Delphi,, an ancient city of central Greece on the south slope of Mount Parnassus. It grew around the Delphic oracle, the most famous and most consulted in Greece. According to one legend, it was here that the god Apollo killed a great dragon named Python that lived in a cave thought to be the center of the world. The Pythian Games were later held near Delphi every four years to celebrate Apollo's victory.
From about the seventh century B.C. a priestess called Pythia was believed to speak for Apollo. She sat on a golden tripod placed over a cleft in the rock from which arose sulfurous vapors. When asked a question, she went into a frenzied trance and uttered strange words and sounds that were interpreted by attending priests. The advice was always vague and ambiguous, and at times caused much confusion. For example, King Croesus of Lydia inquired whether it would be wise for him to move against Cyrus the Great. The answer was, "If you cross the Halys River, you will destroy a great empire." Thinking that this meant he would be victorious, Croesus attacked and met a crushing defeat.
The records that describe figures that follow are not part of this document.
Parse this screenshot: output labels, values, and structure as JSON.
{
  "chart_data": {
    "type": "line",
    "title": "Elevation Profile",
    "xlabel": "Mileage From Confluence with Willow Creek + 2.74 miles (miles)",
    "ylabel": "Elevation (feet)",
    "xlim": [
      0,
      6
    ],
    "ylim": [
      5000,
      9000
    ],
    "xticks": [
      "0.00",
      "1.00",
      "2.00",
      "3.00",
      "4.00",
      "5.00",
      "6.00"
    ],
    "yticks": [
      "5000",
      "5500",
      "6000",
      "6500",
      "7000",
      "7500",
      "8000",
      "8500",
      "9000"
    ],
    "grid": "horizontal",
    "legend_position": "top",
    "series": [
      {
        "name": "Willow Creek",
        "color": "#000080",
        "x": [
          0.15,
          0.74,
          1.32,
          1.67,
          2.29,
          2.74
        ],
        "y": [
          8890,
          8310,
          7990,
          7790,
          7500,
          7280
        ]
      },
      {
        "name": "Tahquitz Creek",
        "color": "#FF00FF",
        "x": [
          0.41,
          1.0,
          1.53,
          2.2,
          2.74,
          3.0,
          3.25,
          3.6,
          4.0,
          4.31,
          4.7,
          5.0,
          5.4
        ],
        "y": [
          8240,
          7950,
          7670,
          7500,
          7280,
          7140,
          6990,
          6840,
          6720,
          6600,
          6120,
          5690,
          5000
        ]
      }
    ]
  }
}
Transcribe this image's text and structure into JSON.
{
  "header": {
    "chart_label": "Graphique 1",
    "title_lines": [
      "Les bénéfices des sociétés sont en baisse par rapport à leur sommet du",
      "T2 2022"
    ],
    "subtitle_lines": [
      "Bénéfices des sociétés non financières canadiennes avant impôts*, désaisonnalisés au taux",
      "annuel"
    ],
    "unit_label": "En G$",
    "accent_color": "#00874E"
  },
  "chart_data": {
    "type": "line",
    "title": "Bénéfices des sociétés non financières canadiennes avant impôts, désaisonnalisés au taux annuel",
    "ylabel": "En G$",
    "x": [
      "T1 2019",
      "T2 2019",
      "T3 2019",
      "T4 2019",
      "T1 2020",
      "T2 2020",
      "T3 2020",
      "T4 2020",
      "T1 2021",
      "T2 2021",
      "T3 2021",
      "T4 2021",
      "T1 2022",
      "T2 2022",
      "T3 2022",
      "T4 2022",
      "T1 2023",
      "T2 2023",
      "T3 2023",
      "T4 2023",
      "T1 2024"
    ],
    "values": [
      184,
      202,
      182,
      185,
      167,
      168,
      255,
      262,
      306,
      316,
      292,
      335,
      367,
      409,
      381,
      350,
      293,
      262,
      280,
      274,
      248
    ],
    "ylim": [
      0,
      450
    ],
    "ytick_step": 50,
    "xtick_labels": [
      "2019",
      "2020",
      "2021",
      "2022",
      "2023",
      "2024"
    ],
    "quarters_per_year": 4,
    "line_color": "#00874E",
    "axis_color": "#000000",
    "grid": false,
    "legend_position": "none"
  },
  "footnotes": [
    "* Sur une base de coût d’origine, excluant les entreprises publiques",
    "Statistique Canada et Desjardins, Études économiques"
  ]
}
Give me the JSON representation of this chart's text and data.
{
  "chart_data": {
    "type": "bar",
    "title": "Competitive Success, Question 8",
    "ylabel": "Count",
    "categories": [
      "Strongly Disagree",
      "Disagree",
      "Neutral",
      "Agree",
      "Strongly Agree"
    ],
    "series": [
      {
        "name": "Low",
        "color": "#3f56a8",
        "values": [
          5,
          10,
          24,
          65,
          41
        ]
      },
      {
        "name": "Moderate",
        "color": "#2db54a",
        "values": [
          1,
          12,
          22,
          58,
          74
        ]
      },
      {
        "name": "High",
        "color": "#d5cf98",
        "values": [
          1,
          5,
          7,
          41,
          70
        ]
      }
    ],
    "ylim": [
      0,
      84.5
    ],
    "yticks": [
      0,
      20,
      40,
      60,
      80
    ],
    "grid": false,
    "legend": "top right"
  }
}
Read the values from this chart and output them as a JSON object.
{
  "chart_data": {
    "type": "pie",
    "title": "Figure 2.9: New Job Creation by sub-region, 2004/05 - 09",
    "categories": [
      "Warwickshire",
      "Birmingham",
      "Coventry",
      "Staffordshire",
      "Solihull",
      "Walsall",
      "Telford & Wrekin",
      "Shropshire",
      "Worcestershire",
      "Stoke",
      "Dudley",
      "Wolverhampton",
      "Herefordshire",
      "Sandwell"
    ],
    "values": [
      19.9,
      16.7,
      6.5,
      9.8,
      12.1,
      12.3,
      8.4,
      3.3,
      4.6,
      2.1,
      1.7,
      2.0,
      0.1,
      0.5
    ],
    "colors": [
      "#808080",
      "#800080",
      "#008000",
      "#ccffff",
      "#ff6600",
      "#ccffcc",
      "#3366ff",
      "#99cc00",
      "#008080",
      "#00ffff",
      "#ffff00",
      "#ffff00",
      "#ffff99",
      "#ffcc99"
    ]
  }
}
It was his own empire that was destroyed.
Pilgrims from all parts of the Mediterranean area came to consult the oracle, and it was customary for them to leave gifts for the upkeep of the temple. The seizure of the temple by the city-state of Phocis in 356 B.C. touched off the Sacred War, a 10-year conflict among the city-states. Attendance at the temple of the oracle dwindled when the Christian Era began, and in 390 A.D. Emperor Theodosius of the Eastern Roman Empire closed it because it encouraged pagan beliefs.
A small village called Dhelfoí that was situated among the ruins of ancient Delphi was moved to a new location nearby when excavation began in 1892. The ruins of a temple, a theater, and a number of monuments were uncovered. A museum houses many of the art objects found.